Get the address list supplied by the address provider to perform cluster configuration.

When composing a cluster using the provider method, configure the parameters in the cluster definition file.

cluster definition file

Property JSON Data type Description
/cluster/notificationProvider/url string Specify the URL of the address provider when using the provider method as the cluster configuration method.
/cluster/notificationProvider/updateInterval string Specify the interval to get the list from the address provider. Specify the value more than 1 second and less than 231 seconds.

A configuration example of a cluster definition file is shown below.

{
                             :
                             :
    "cluster":{
        "clusterName":"yourClusterName",
        "replicationNum":2,
        "heartbeatInterval":"5s",
        "loadbalanceCheckInterval":"180s",
        "notificationProvider":{
            "url":"http://example.com/notification/provider",
            "updateInterval":"30s"
        }
    },
                             :
                             :
}

The address provider can be configured as a Web service or as a static content.
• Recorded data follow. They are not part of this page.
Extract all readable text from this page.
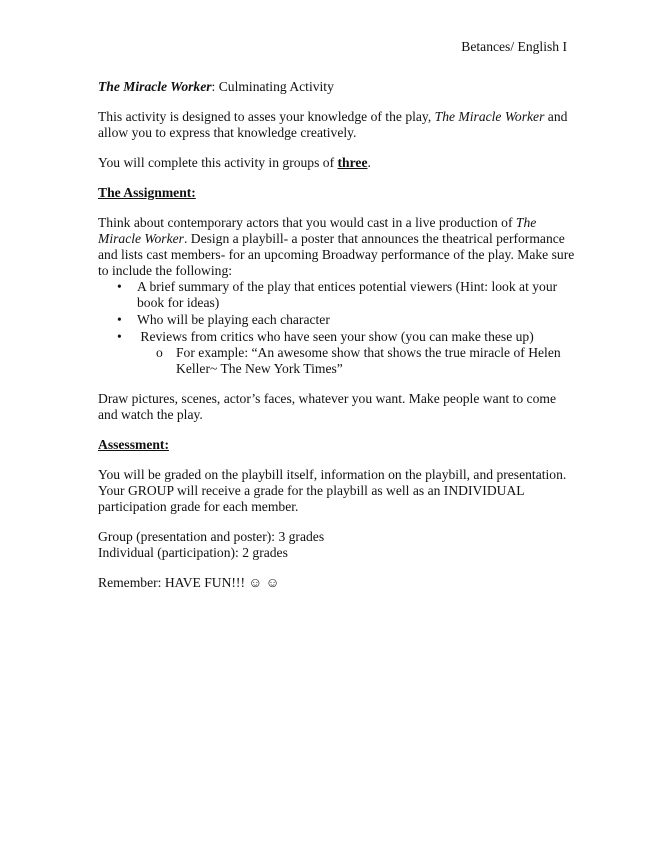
Betances/ English I

The Miracle Worker: Culminating Activity

This activity is designed to asses your knowledge of the play, The Miracle Worker and allow you to express that knowledge creatively.

You will complete this activity in groups of three.

The Assignment:

Think about contemporary actors that you would cast in a live production of The Miracle Worker. Design a playbill- a poster that announces the theatrical performance and lists cast members- for an upcoming Broadway performance of the play. Make sure to include the following:

• A brief summary of the play that entices potential viewers (Hint: look at your book for ideas)
• Who will be playing each character
• Reviews from critics who have seen your show (you can make these up)
o For example: “An awesome show that shows the true miracle of Helen Keller~ The New York Times”

Draw pictures, scenes, actor’s faces, whatever you want. Make people want to come and watch the play.

Assessment:

You will be graded on the playbill itself, information on the playbill, and presentation. Your GROUP will receive a grade for the playbill as well as an INDIVIDUAL participation grade for each member.

Group (presentation and poster): 3 grades

Individual (participation): 2 grades

Remember: HAVE FUN!!! ☺ ☺
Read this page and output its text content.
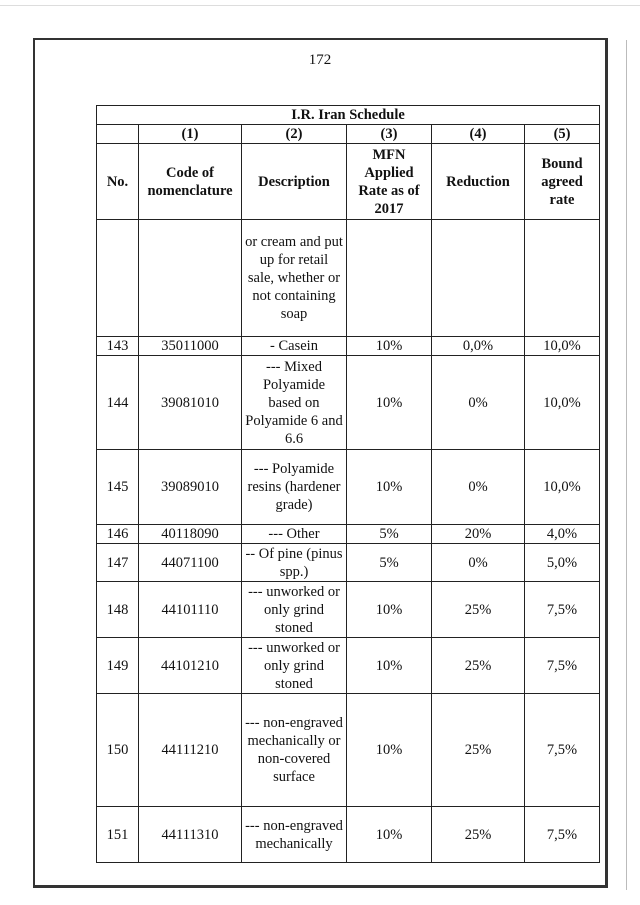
172
I.R. Iran Schedule					
	(1)	(2)	(3)	(4)	(5)
No.	Code of nomenclature	Description	MFN Applied Rate as of 2017	Reduction	Bound agreed rate
		or cream and put up for retail sale, whether or not containing soap			
143	35011000	- Casein	10%	0,0%	10,0%
144	39081010	--- Mixed Polyamide based on Polyamide 6 and 6.6	10%	0%	10,0%
145	39089010	--- Polyamide resins (hardener grade)	10%	0%	10,0%
146	40118090	--- Other	5%	20%	4,0%
147	44071100	-- Of pine (pinus spp.)	5%	0%	5,0%
148	44101110	--- unworked or only grind stoned	10%	25%	7,5%
149	44101210	--- unworked or only grind stoned	10%	25%	7,5%
150	44111210	--- non-engraved mechanically or non-covered surface	10%	25%	7,5%
151	44111310	--- non-engraved mechanically	10%	25%	7,5%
The address provider needs to provide the following specifications.

  • Compatible with the GET method.
  • When accessing the URL, the node address list of the cluster containing the cluster definition file in which the URL is written is returned as a response.
    • Response body: Same JSON as the contents of the node list specified in the fixed list method
    • Response header: Including Content-Type:application/json

An example of a response sent from the address provider is as follows.

$ curl http://example.com/notification/provider
[
    {
        "cluster": {"address":"172.17.0.44", "port":10010},
        "sync": {"address":"172.17.0.44", "port":10020},
        "system": {"address":"172.17.0.44", "port":10040},
        "transaction": {"address":"172.17.0.44", "port":10001},
        "sql": {"address":"172.17.0.44", "port":20001}
    },
    {
        "cluster": {"address":"172.17.0.45", "port":10010},
        "sync": {"address":"172.17.0.45", "port":10020},
        "system": {"address":"172.17.0.45", "port":10040},
        "transaction": {"address":"172.17.0.45", "port":10001},
        "sql": {"address":"172.17.0.45", "port":20001}
    },
    {
        "cluster": {"address":"172.17.0.46", "port":10010},
        "sync": {"address":"172.17.0.46", "port":10020},
        "system": {"address":"172.17.0.46", "port":10040},
        "transaction": {"address":"172.17.0.46", "port":10001},
        "sql": {"address":"172.17.0.46", "port":20001}
    }
]

[Note]

  • Specify the serviceAddress and servicePort of the node definition file in each module (cluster,sync etc.) for each address and port.
  • The items related to sql are required only for GridDB Advanced Edition.
  • Set either the /cluster/notificationAddress, /cluster/notificationMember, /cluster/notificationProvider in the cluster definition file to match the cluster configuration method used.